Return to Oslo; Summit: Theatrics jump-start Mideast negotiations, determine Clinton's coming role.


ALTHOUGH the United States was not part of the Oslo negotiations between Israel and the Palestinian Liberation Organization (PLO) in 1993, President Clinton dominates the commemoration.

This two-day memorial to the late Prime Minister Yitzhak Rabin, the Israeli peacemaker assassinated by an Israeli extremist four years ago, is theater.

But President Clinton's presence is serious business. His own place in history rests on the success of the ambitious timetable for peace that Palestinian leader Yasser Arafat and Prime Minister Ehud Barak set for themselves.

Mr. Clinton is pushing for a substantive summit early next year. The issue to be decided now is the extent of his involvement then. Mr. Arafat craves it; Mr. Barak prefers Mr. Clinton at a distance.

The United States has always been Israel's ally when the issue is Israel's existence. On the most intractable issue now, the status of Jerusalem, Washington takes no position. But on two lesser, practical matters, United States policy -- if expressed -- is closer to the Palestinian view.

One of these is the expansion of Israeli settlements in the West Bank. Washington quietly deplores them. A Clinton contribution to this discussion would strengthen Palestinian leverage in the compromise to be reached.

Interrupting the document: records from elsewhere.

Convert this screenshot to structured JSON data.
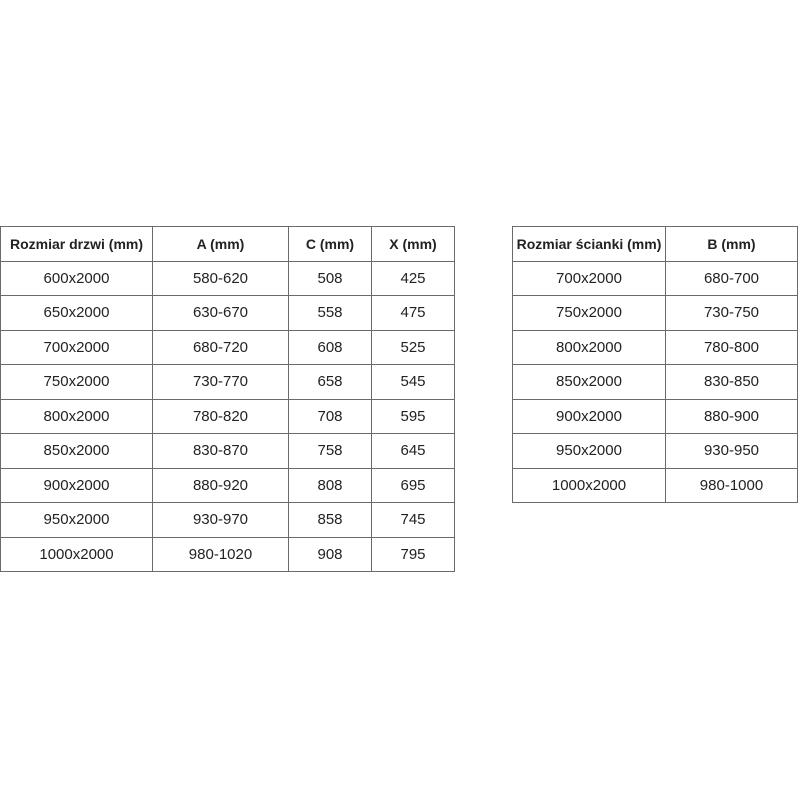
{
  "doors_table": {
    "headers": [
      "Rozmiar drzwi (mm)",
      "A (mm)",
      "C (mm)",
      "X (mm)"
    ],
    "rows": [
      [
        "600x2000",
        "580-620",
        "508",
        "425"
      ],
      [
        "650x2000",
        "630-670",
        "558",
        "475"
      ],
      [
        "700x2000",
        "680-720",
        "608",
        "525"
      ],
      [
        "750x2000",
        "730-770",
        "658",
        "545"
      ],
      [
        "800x2000",
        "780-820",
        "708",
        "595"
      ],
      [
        "850x2000",
        "830-870",
        "758",
        "645"
      ],
      [
        "900x2000",
        "880-920",
        "808",
        "695"
      ],
      [
        "950x2000",
        "930-970",
        "858",
        "745"
      ],
      [
        "1000x2000",
        "980-1020",
        "908",
        "795"
      ]
    ]
  },
  "wall_table": {
    "headers": [
      "Rozmiar ścianki (mm)",
      "B (mm)"
    ],
    "rows": [
      [
        "700x2000",
        "680-700"
      ],
      [
        "750x2000",
        "730-750"
      ],
      [
        "800x2000",
        "780-800"
      ],
      [
        "850x2000",
        "830-850"
      ],
      [
        "900x2000",
        "880-900"
      ],
      [
        "950x2000",
        "930-950"
      ],
      [
        "1000x2000",
        "980-1000"
      ]
    ]
  }
}
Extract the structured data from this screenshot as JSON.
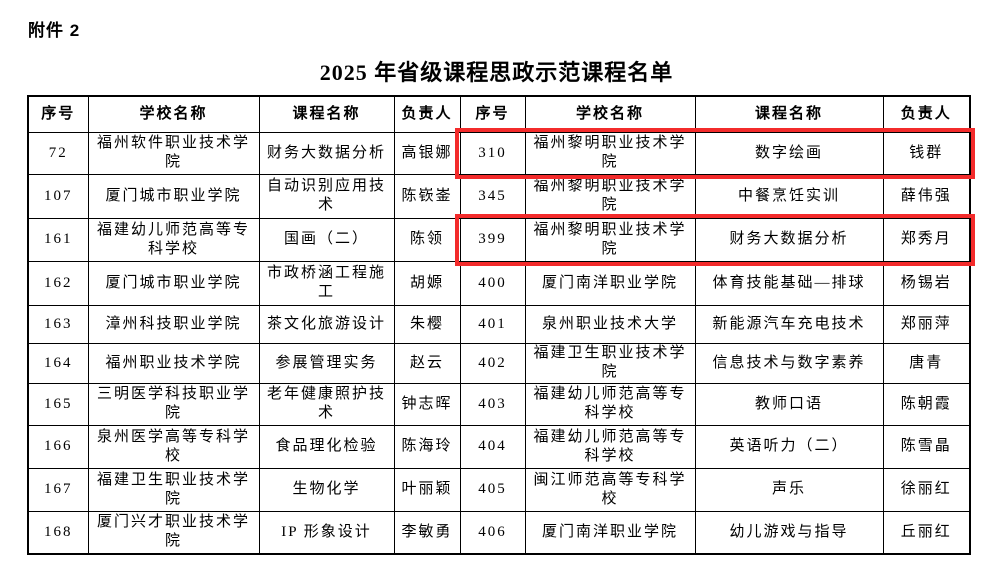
{
  "page": {
    "attachment_label": "附件 2",
    "title": "2025 年省级课程思政示范课程名单"
  },
  "highlight": {
    "color": "#f32b2b",
    "highlighted_row_numbers": [
      "310",
      "399"
    ]
  },
  "table": {
    "headers": [
      "序号",
      "学校名称",
      "课程名称",
      "负责人",
      "序号",
      "学校名称",
      "课程名称",
      "负责人"
    ],
    "rows": [
      {
        "l_no": "72",
        "l_school": "福州软件职业技术学院",
        "l_course": "财务大数据分析",
        "l_leader": "高银娜",
        "r_no": "310",
        "r_school": "福州黎明职业技术学院",
        "r_course": "数字绘画",
        "r_leader": "钱群"
      },
      {
        "l_no": "107",
        "l_school": "厦门城市职业学院",
        "l_course": "自动识别应用技术",
        "l_leader": "陈嵚崟",
        "r_no": "345",
        "r_school": "福州黎明职业技术学院",
        "r_course": "中餐烹饪实训",
        "r_leader": "薛伟强"
      },
      {
        "l_no": "161",
        "l_school": "福建幼儿师范高等专科学校",
        "l_course": "国画（二）",
        "l_leader": "陈领",
        "r_no": "399",
        "r_school": "福州黎明职业技术学院",
        "r_course": "财务大数据分析",
        "r_leader": "郑秀月"
      },
      {
        "l_no": "162",
        "l_school": "厦门城市职业学院",
        "l_course": "市政桥涵工程施工",
        "l_leader": "胡嫄",
        "r_no": "400",
        "r_school": "厦门南洋职业学院",
        "r_course": "体育技能基础—排球",
        "r_leader": "杨锡岩"
      },
      {
        "l_no": "163",
        "l_school": "漳州科技职业学院",
        "l_course": "茶文化旅游设计",
        "l_leader": "朱樱",
        "r_no": "401",
        "r_school": "泉州职业技术大学",
        "r_course": "新能源汽车充电技术",
        "r_leader": "郑丽萍"
      },
      {
        "l_no": "164",
        "l_school": "福州职业技术学院",
        "l_course": "参展管理实务",
        "l_leader": "赵云",
        "r_no": "402",
        "r_school": "福建卫生职业技术学院",
        "r_course": "信息技术与数字素养",
        "r_leader": "唐青"
      },
      {
        "l_no": "165",
        "l_school": "三明医学科技职业学院",
        "l_course": "老年健康照护技术",
        "l_leader": "钟志晖",
        "r_no": "403",
        "r_school": "福建幼儿师范高等专科学校",
        "r_course": "教师口语",
        "r_leader": "陈朝霞"
      },
      {
        "l_no": "166",
        "l_school": "泉州医学高等专科学校",
        "l_course": "食品理化检验",
        "l_leader": "陈海玲",
        "r_no": "404",
        "r_school": "福建幼儿师范高等专科学校",
        "r_course": "英语听力（二）",
        "r_leader": "陈雪晶"
      },
      {
        "l_no": "167",
        "l_school": "福建卫生职业技术学院",
        "l_course": "生物化学",
        "l_leader": "叶丽颖",
        "r_no": "405",
        "r_school": "闽江师范高等专科学校",
        "r_course": "声乐",
        "r_leader": "徐丽红"
      },
      {
        "l_no": "168",
        "l_school": "厦门兴才职业技术学院",
        "l_course": "IP 形象设计",
        "l_leader": "李敏勇",
        "r_no": "406",
        "r_school": "厦门南洋职业学院",
        "r_course": "幼儿游戏与指导",
        "r_leader": "丘丽红"
      }
    ]
  }
}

The other issue is the extent of separation between a Palestinian state and Israel. Washington leans toward the original vision of interdependence. So does Mr. Arafat, trying to find employment for his people. Mr. Barak, sensitive to anxieties over terrorism, wants stronger fences.

Mr. Arafat's hand is not strong. Mr. Clinton's influence could be useful to him or to an Israeli leader needing an excuse to make a concession.

The presence of Russia's Prime Minister Vladimir Putin in Oslo is a distraction. But Russia's imprimatur on peace is essential.

Real negotiations between the two sides start Nov. 8 in Ramallah on the West Bank. The goal is a framework by February and a settlement by September.

As long as Oslo summiteers focus on the common goal, this summit is not adversarial but cooperative. That is the best way to honor the memory of Yitzhak Rabin.